Die chilenische Regierung hat Zweifel an der Echtheit der Geschichte angemeldet. Innenstaatssekretär Belisario Velasco nannte die Berichte ein gezieltes Ablenkungsmanöver der Anhänger Schäfers. Denn „die Angaben der argentinischen Polizei beschreiben einen Mann von über 1,90 Meter Größe, und auch die weiteren Merkmale entsprechen nicht denen Schäfers“, sagte Velasco. Schäfer gilt als gebrechlich und ist zudem auf einem Auge blind.
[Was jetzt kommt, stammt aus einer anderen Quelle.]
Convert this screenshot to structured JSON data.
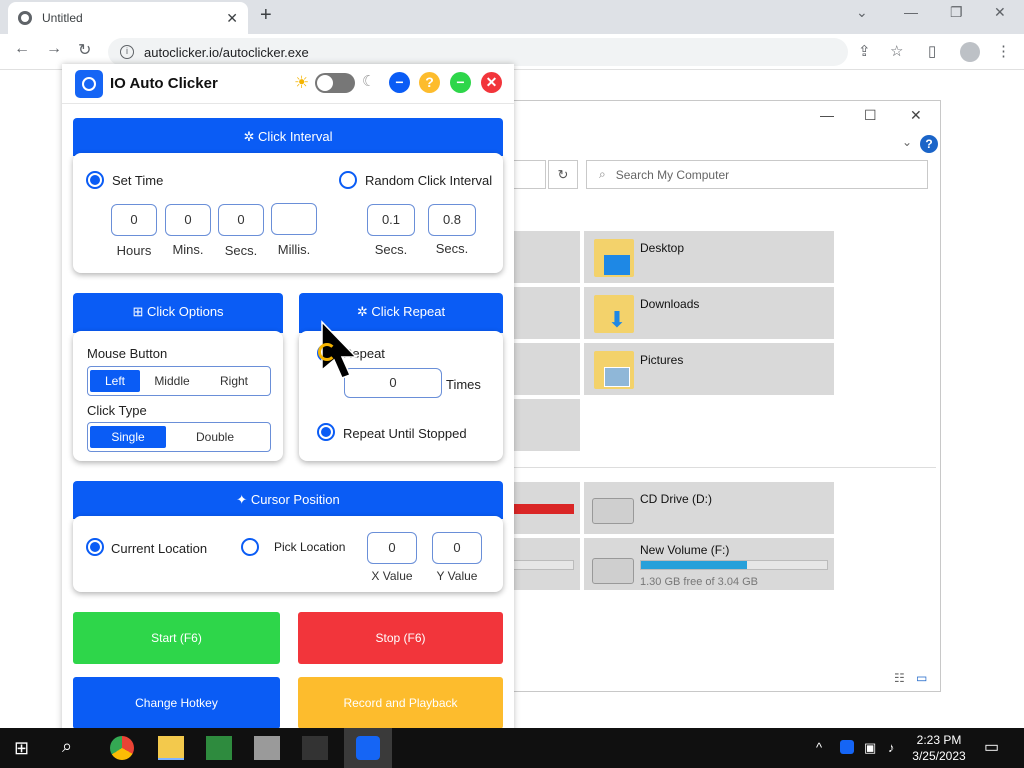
{
  "browser": {
    "tab_title": "Untitled",
    "new_tab": "+",
    "url": "autoclicker.io/autoclicker.exe"
  },
  "explorer": {
    "search_placeholder": "Search My Computer",
    "help": "?",
    "folders": [
      "Desktop",
      "Downloads",
      "Pictures"
    ],
    "drives": [
      {
        "name": "CD Drive (D:)"
      },
      {
        "name": "New Volume (F:)",
        "free_text": "1.30 GB free of 3.04 GB",
        "used_fraction": 0.57
      }
    ]
  },
  "app": {
    "title": "IO Auto Clicker",
    "header_buttons": {
      "minimize": "−",
      "help": "?",
      "maximize": "−",
      "close": "✕"
    },
    "click_interval": {
      "heading": "Click Interval",
      "set_time_label": "Set Time",
      "random_label": "Random Click Interval",
      "hours": "0",
      "mins": "0",
      "secs": "0",
      "millis": "",
      "hours_label": "Hours",
      "mins_label": "Mins.",
      "secs_label": "Secs.",
      "millis_label": "Millis.",
      "random_min": "0.1",
      "random_max": "0.8",
      "random_min_label": "Secs.",
      "random_max_label": "Secs."
    },
    "click_options": {
      "heading": "Click Options",
      "mouse_button_label": "Mouse Button",
      "buttons": [
        "Left",
        "Middle",
        "Right"
      ],
      "click_type_label": "Click Type",
      "types": [
        "Single",
        "Double"
      ]
    },
    "click_repeat": {
      "heading": "Click Repeat",
      "repeat_label": "Repeat",
      "repeat_count": "0",
      "times_label": "Times",
      "until_stopped_label": "Repeat Until Stopped"
    },
    "cursor_position": {
      "heading": "Cursor Position",
      "current_label": "Current Location",
      "pick_label": "Pick Location",
      "x": "0",
      "y": "0",
      "x_label": "X Value",
      "y_label": "Y Value"
    },
    "actions": {
      "start": "Start (F6)",
      "stop": "Stop (F6)",
      "hotkey": "Change Hotkey",
      "record": "Record and Playback"
    }
  },
  "taskbar": {
    "time": "2:23 PM",
    "date": "3/25/2023"
  },
  "colors": {
    "accent": "#0a5cf5",
    "start": "#2ed64a",
    "stop": "#f2353b",
    "hotkey": "#0a5cf5",
    "record": "#fdbc2d"
  }
}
Auch Schäfers früherer Anwalt César Valero hält es für unwahrscheinlich, daß Schäfer in Argentinien steckt. Er hält diese Nachricht für „verwirrend.“ Gerade Bariloche sei ein ungeeigneter Fluchtort, da die Stadt bereits Zufluchtsstätte vieler Nazis gewesen sei und Polizei und Presse dort daher besonders wachsam seien. Auch der ehemalige SS-Mann Erich Priebke, der in Italien vor Gericht steht, war in Bariloche verhaftet worden.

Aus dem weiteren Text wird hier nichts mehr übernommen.